Intermediate Representation

Martin Thompson edited this page Dec 22, 2020 · 76 revisions

SBE uses an Intermediate Representation (IR) between data layout mechanisms and code generators and on-the-fly decoders. SBE Tool can generate serialised IR via the sbe.generate.ir option (false by default). This generates a file, conventionally using the .sbeir extension, that can serve as input to SBE Tool instead of XML for code generation. In addition, the On-The-Fly (OTF) decoder, requires serialised IR for decoding. In this section, we will explore how to generate IR and use it, as well as how IR works.

NOTE: it is our hope that serialised IR can form the foundation for a tool chain approach.

Generating Serialised IR

Generating serialised IR is straight forward with the SBE Tool. Simply set sbe.generate.ir to true. The SBE tool will to write the serialised IR file using the same name as the input file with the .sbeir suffix. Here is an example.

$ java -Dsbe.generate.ir=true -jar sbe-all-${SBE_TOOL_VERSION}.jar <message-declarations-file.xml>

Using Serialized IR as Input to SBE Tool

Serialized IR can act as input to the SBE Tool for code generation. This is done by using the file extension .sbeir instead of .xml. Here is an example.
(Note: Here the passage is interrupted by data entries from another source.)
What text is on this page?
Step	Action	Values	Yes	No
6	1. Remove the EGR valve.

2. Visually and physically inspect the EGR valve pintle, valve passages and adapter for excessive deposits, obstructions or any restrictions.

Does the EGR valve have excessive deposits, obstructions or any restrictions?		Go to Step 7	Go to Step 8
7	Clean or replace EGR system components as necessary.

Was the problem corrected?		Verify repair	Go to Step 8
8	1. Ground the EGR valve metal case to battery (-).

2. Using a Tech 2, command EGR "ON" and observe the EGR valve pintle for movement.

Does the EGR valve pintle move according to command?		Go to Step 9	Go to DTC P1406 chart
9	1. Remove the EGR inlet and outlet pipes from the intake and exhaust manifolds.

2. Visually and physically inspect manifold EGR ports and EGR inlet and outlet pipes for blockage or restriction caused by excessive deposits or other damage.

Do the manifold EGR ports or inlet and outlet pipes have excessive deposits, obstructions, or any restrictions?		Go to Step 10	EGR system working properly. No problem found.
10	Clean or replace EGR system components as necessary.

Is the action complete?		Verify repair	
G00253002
$ java -jar sbe-all-${SBE_LIB_VERSION}.jar <message-declarations-file.sbeir>

Therefore it is possible to use serialized IR as a means to pass around "compiled" representations.

Structure of Serialised IR

IR is serialised via SBE itself. The schema for SBE IR is here.

The format of a serialised IR file is a simple sequence, or list, of "Tokens". Each Token is one of the TokenCodec messages in the schema above. The first sequence of Tokens in the file is the message header for the messages. This is a composite, usually with the name messageHeader that holds the following three encodings: blockLength, templateId, and version. After the header is one or more messages represented by sequences of Tokens. At a high level, a serialised IR file looks like this:

Header (List of Tokens) Message(s) (List of Tokens)

Each Token has several fields, one of which is the Signal. See here and here for more detail on the Token elements. The header would be expanded to look something like below.

BEGIN_COMPOSITE
name="messageHeader"
ENCODING
name="blockLength"
type=uint16
size=2
offset=0
ENCODING
name="templateId"
type=uint16
size=2
offset=2
ENCODING
name="version"
type=uint8
size=1
offset=4
END_COMPOSITE
name="messageHeader"

Each message is similar in that it is started with BEGIN_MESSAGE and ended with END_MESSAGE.

Careful readers may realise that it is simple to add more messages to an IR file by concatenation. Just concatenate a list of Tokens to the end of the file. This is intentional and provides a simple mechanism for composition.